La dinastia coreana Joseon se la legò al dito. Nel 1419 andò in scena la nota “spedizione orientale Gihae“, un commando di 277 navi da guerra e più di 17.000 soldati. L’obiettivo era spazzare via ogni forma di vita (illecita) sull’isola di Tsushima; distruggere qualunque infrastruttura fosse utile ai pirati e radere al suolo i principali forti. Di quell’evento (dall’esito abbastanza scontato) restano tutt’oggi delle testimonianze archeologiche. Il duro colpo però non abbatté completamente gli avventurieri Wokou, che crearono più di qualche grattacapo anche alla stessa Dinastia Ming (1368-1644). Quest’ultima, dilaniata dalla corruzione (volta al favore reciproco tra funzionari imperiali e Pirati Wokou), non riuscì a debellare il fenomeno. Anzi, se pensiamo che durante il XVI secolo il 70% dei predoni era costituito da cinesi, si può dire che il Dragone lo favorì.

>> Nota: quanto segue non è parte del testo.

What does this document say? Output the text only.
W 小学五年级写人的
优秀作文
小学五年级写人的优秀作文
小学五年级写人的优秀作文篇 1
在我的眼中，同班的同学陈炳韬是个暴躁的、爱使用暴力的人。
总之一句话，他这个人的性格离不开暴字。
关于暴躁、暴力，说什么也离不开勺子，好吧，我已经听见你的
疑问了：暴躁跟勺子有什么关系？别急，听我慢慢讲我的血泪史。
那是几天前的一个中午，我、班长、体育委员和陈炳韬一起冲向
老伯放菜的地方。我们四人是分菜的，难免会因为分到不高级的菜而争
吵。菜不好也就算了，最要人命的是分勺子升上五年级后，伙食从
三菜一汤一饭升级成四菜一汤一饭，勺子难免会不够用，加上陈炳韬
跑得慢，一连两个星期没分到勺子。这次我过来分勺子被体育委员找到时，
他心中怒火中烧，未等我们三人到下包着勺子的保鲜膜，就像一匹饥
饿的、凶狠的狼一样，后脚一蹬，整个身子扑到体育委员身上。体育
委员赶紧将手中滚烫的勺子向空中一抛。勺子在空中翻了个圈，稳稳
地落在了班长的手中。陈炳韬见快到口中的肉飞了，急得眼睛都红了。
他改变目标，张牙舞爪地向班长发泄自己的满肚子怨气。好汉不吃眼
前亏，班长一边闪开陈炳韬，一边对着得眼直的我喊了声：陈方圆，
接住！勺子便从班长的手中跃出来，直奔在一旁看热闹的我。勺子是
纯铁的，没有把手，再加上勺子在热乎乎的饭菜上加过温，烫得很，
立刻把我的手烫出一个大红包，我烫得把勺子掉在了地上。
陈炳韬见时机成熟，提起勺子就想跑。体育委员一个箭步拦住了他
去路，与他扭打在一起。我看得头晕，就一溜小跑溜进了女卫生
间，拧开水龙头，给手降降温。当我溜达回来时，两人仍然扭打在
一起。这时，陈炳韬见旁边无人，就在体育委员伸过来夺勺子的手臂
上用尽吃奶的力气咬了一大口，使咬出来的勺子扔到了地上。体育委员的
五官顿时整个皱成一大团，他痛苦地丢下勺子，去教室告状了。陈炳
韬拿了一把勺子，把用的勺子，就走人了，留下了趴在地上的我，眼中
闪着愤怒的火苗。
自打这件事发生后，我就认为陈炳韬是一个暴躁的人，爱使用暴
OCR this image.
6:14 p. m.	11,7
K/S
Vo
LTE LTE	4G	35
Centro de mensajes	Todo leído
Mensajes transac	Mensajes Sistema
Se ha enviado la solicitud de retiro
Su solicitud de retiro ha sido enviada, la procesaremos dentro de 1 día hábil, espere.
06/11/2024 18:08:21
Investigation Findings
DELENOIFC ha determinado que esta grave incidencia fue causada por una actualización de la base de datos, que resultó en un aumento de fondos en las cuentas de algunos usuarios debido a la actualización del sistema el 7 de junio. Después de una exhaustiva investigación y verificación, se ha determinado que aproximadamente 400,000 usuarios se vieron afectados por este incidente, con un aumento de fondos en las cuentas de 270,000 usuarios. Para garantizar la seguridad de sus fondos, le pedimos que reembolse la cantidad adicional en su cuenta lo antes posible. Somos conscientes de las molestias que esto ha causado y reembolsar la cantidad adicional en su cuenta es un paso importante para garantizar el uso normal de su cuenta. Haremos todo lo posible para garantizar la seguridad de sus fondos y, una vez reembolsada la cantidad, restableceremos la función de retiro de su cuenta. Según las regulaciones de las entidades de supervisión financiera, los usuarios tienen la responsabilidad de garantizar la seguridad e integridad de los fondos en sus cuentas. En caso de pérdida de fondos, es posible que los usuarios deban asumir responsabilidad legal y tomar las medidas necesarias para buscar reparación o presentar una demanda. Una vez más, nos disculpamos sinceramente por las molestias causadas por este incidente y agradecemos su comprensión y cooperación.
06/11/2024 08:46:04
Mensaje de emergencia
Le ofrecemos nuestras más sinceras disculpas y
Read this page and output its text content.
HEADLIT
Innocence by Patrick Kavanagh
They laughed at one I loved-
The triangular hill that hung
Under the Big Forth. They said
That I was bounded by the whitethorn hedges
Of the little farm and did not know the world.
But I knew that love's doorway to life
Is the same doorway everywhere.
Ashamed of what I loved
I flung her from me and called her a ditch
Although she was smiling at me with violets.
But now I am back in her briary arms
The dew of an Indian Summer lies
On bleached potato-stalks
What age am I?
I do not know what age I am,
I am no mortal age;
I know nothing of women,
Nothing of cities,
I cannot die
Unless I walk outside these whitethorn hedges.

Come termina la storia? Provvedimenti militari Ming e soppressione violenta praticata dall’autorità shogunale Tokugawa decretò l’irreversibile declino piratesco. Già dalla seconda metà del Seicento non si avevano più notizie su imponenti assalti, cosa comune fino a poco tempo prima. L’interesse per questa parte di storia dell’Asia Orientale deriva proprio dal famigerato nome che i Wokou vantarono per secoli e secoli. Il loro dominio quasi incontrastato sui mari diede vita ad una leggenda, un racconto epicizzato che non svanì con essi ma proseguì la sua strada, arrivando fin sotto i nostri occhi.